There have been a few fluky longballs here and there, and also home runs on very good pitches, so there’s an element of randomness. Evan Benet had a great thread on X earlier this season, which showed just how weird some of these Hoffman home runs were.
Thread of Jeff Hoffman’s home runs allowed
1. Drake Baldwin, wall scraping non-barrel on well placed away splitter pic.twitter.com/6CfX4KM40G
— Evan Benet (@EvanBenet1) May 22, 2025
During Sunday’s game against the White Sox, Hoffman’s location was all over the place. He also didn’t field what could’ve been an inning-ending ground ball. Then, to make matters worse, a two-run ball dropped into left field. Most of his issues were self-inflicted, but it’s not like he got tattooed in that appearance.
Behind the scenes, these are probably the exact numbers the Blue Jays are looking at to convince themselves not to remove Hoffman as the team’s closer. Optically, it doesn’t look great to take the role away from the guy you just signed to a three-year deal. Going with the next-hottest reliever doesn’t guarantee the next guy up will thrive in that role, either.
For the time being, the team will afford Hoffman some grace to work this stuff out. He’s not the only Blue Jays reliever to struggle as of late. Walks are rearing their ugly head with Brendan Little, making him a risky choice in high-leverage situations suddenly.
The solution is simple on paper but difficult in practice: keep the ball in the yard. Throughout a full season, this will all balance itself out. Along with the cheapie, wall-scraper home runs, there will be fly balls which die on the warning track. There just haven’t been many of the latter for Hoffman as of late.
Opponents could barely touch Hoffman’s four-seam fastball during his electric month of April, but the league has since caught on, and that pitch is no longer as effective as it once was. Month-to-month, opponents slugged .167 on Hoffman’s four-seamer in April, .800 in May and now .900 in June.
He’s simply not generating the swing and miss he did earlier in the year. Hoffman also did a better job at dotting the corners and painting the edges with his fastball the first month of the season, and he’s leaving more fastballs over the heart of the plate, which opponents will gladly do damage on.

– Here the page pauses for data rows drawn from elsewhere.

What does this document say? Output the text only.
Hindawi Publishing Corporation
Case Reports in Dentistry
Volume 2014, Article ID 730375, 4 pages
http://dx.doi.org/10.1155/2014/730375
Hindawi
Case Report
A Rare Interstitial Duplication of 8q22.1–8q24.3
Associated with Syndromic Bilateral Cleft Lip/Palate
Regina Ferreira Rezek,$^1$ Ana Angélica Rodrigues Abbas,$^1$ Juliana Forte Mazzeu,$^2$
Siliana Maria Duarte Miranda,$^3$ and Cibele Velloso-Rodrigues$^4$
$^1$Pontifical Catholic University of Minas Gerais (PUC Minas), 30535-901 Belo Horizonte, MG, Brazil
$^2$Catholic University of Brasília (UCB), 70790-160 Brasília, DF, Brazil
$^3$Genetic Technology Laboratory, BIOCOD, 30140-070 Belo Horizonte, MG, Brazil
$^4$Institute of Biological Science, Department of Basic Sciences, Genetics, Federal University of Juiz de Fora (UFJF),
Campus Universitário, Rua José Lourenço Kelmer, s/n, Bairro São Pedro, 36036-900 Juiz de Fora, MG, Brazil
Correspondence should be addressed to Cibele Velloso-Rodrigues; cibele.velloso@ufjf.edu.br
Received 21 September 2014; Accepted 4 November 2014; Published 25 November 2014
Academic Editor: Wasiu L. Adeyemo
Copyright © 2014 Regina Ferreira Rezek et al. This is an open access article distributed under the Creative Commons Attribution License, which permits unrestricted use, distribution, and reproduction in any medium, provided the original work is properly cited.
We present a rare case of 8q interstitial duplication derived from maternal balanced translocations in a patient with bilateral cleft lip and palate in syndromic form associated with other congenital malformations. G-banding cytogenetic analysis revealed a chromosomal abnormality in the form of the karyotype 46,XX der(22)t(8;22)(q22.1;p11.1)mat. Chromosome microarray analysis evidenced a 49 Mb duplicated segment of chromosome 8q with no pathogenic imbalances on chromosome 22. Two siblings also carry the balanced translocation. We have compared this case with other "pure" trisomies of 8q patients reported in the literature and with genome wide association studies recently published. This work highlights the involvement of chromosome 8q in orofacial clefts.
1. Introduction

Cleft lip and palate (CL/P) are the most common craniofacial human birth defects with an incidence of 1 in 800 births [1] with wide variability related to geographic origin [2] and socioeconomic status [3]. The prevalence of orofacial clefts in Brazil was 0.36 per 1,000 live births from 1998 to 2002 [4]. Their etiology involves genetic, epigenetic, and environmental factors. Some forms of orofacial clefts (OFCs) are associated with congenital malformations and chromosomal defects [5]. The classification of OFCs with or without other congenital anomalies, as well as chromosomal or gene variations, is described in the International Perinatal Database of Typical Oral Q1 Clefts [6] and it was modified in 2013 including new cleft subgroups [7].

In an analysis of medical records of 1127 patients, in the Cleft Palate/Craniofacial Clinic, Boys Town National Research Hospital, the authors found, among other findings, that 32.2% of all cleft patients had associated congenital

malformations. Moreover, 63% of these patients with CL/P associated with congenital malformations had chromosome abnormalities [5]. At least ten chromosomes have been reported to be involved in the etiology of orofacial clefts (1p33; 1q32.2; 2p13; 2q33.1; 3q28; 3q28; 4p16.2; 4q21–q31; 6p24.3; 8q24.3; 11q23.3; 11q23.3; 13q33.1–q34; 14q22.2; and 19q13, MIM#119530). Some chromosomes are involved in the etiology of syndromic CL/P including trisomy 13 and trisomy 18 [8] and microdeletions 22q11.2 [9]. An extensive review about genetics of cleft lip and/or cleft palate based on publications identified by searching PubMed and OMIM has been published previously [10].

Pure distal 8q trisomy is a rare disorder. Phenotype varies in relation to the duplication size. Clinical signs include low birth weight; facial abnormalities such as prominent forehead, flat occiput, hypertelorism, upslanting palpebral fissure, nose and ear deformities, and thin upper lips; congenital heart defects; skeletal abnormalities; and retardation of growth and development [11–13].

This is a long-winded way to say that I’m not concerned about Jeff Hoffman and I don’t think the Blue Jays should be, either. There doesn’t have to be any buyer’s remorse over signing Hoffman instead of just hanging onto Romano. Relief pitchers go through rough patches, but it takes a really long time for their numbers to normalize after a meltdown or two.
Hoffman should stay as the closer, and as John Schneider said, they should trust the sh*t out of him. After all, they have 33 million reasons to.